3. Online Databases and Digital Repositories: In recent years, a huge number of digital platforms have sprung up that offer unprecedented access to genealogical databases and online resources. In this country, the Library and Archives Canada website contains many different kinds of records (marriage, birth, death, immigration, war service, etc.) and every province has an archive. There are also regional or cultural archives that can be especially handy if you're trying to trace your family's path to the island. Genealogy sites such as, FamilySearch, Manitoulin Roots and Manitoulin Genealogy provide digitized records, family trees, and forums that allow you to connect with other researchers and distant relatives who may have some boxes hidden away in their attics containing family photos, letters, or other documentation relevant to your branch of the family.

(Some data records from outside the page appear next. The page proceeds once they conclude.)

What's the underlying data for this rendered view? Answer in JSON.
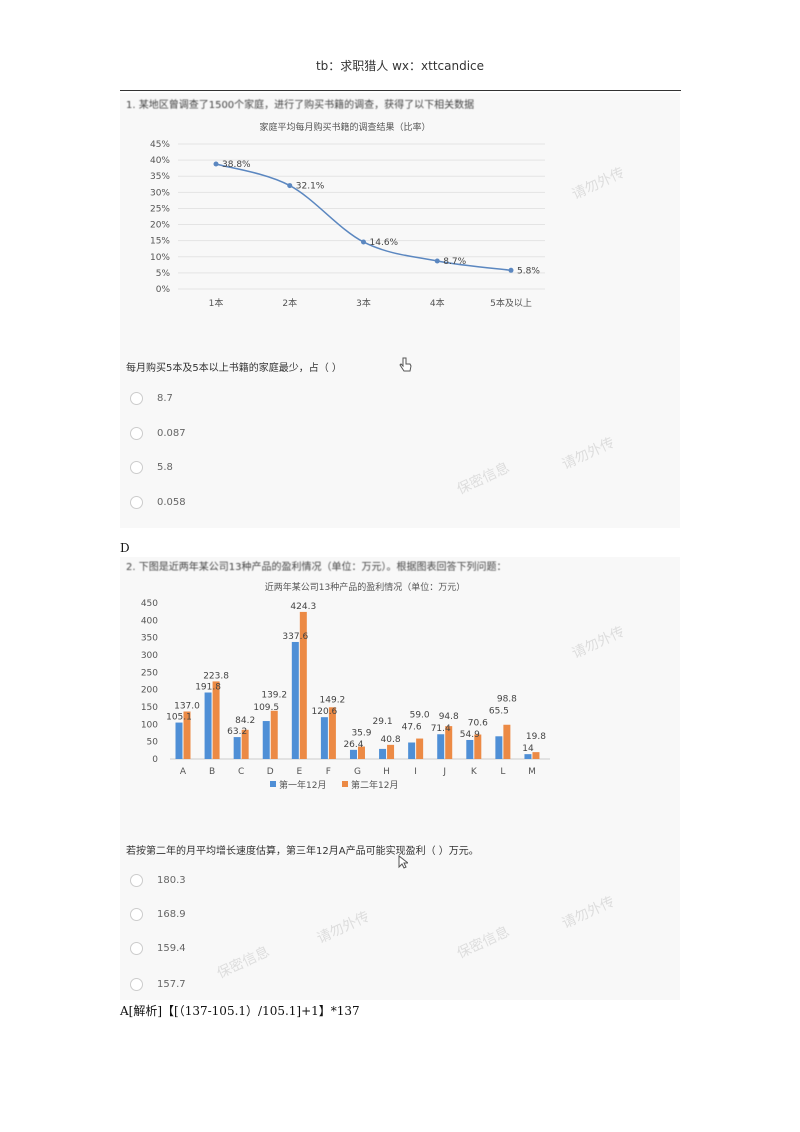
{
  "header": {
    "text": "tb：求职猎人  wx：xttcandice"
  },
  "q1": {
    "intro": "1. 某地区曾调查了1500个家庭，进行了购买书籍的调查，获得了以下相关数据",
    "question": "每月购买5本及5本以上书籍的家庭最少，占（ ）",
    "options": [
      "8.7",
      "0.087",
      "5.8",
      "0.058"
    ],
    "answer": "D"
  },
  "q2": {
    "intro": "2. 下图是近两年某公司13种产品的盈利情况（单位：万元）。根据图表回答下列问题：",
    "question": "若按第二年的月平均增长速度估算，第三年12月A产品可能实现盈利（ ）万元。",
    "options": [
      "180.3",
      "168.9",
      "159.4",
      "157.7"
    ],
    "answer": "A[解析]【[（137-105.1）/105.1]+1】*137"
  },
  "watermarks": [
    "保密信息",
    "请勿外传"
  ],
  "chart_data": [
    {
      "type": "line",
      "title": "家庭平均每月购买书籍的调查结果（比率）",
      "categories": [
        "1本",
        "2本",
        "3本",
        "4本",
        "5本及以上"
      ],
      "values": [
        38.8,
        32.1,
        14.6,
        8.7,
        5.8
      ],
      "labels": [
        "38.8%",
        "32.1%",
        "14.6%",
        "8.7%",
        "5.8%"
      ],
      "yticks": [
        "0%",
        "5%",
        "10%",
        "15%",
        "20%",
        "25%",
        "30%",
        "35%",
        "40%",
        "45%"
      ],
      "ylim": [
        0,
        45
      ],
      "grid": true,
      "color": "#5b87c0"
    },
    {
      "type": "bar",
      "title": "近两年某公司13种产品的盈利情况（单位：万元）",
      "categories": [
        "A",
        "B",
        "C",
        "D",
        "E",
        "F",
        "G",
        "H",
        "I",
        "J",
        "K",
        "L",
        "M"
      ],
      "series": [
        {
          "name": "第一年12月",
          "color": "#4f8fd6",
          "values": [
            105.1,
            191.8,
            63.2,
            109.5,
            337.6,
            120.6,
            26.4,
            29.1,
            47.6,
            71.4,
            54.9,
            65.5,
            14
          ],
          "labels": [
            "105.1",
            "191.8",
            "63.2",
            "109.5",
            "337.6",
            "120.6",
            "26.4",
            "29.1",
            "47.6",
            "71.4",
            "54.9",
            "65.5",
            "14"
          ]
        },
        {
          "name": "第二年12月",
          "color": "#ec8a45",
          "values": [
            137.0,
            223.8,
            84.2,
            139.2,
            424.3,
            149.2,
            35.9,
            40.8,
            59.0,
            94.8,
            70.6,
            98.8,
            19.8
          ],
          "labels": [
            "137.0",
            "223.8",
            "84.2",
            "139.2",
            "424.3",
            "149.2",
            "35.9",
            "40.8",
            "59.0",
            "94.8",
            "70.6",
            "98.8",
            "19.8"
          ]
        }
      ],
      "yticks": [
        "0",
        "50",
        "100",
        "150",
        "200",
        "250",
        "300",
        "350",
        "400",
        "450"
      ],
      "ylim": [
        0,
        450
      ],
      "grid": false,
      "legend": "bottom"
    }
  ]
}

4. Cemeteries: I visited quite a few of these on Manitoulin Island. The photograph above was taken at the Green Bay Cemetery where several of my ancestors are buried. You can learn a surprising amount about your ancestors by visiting their graves. Crucial information is often inscribed on grave markers, including birth and death dates, family relationships, and possibly social or religious affiliations. Valuable data can sometimes be obtained by seeing where the grave is located in relation to others.

5. Contextual Research: You can never read too much when trying to learn about your ancestors. Diving into books about the time period you are studying and newspapers from the era will help you to place your family in the context of the society in which they lived. You can learn a lot about traditions, social mores, economic trends and cultural shifts, all of which can help you to better understand what the daily lives of your family may have been like. Did they have access to telephones or telegraphs? How would they have travelled from point A to point B? Were there any schoolhouses, churches, post offices, or logging enterprises in the area?

It can take a lot of time and effort to piece together the story of your family and the farther back in time you venture, the more work it takes to turn up the information you're looking for. But the rewards when you do finally succeed can be incredibly satisfying so it's well worth the effort even if there are days when it feels like you're getting nowhere. Those days are easily counterbalanced by that one day when you find a morsel of unexpected information that sheds light on an aspect of your ancestor's life that you never could have guessed at.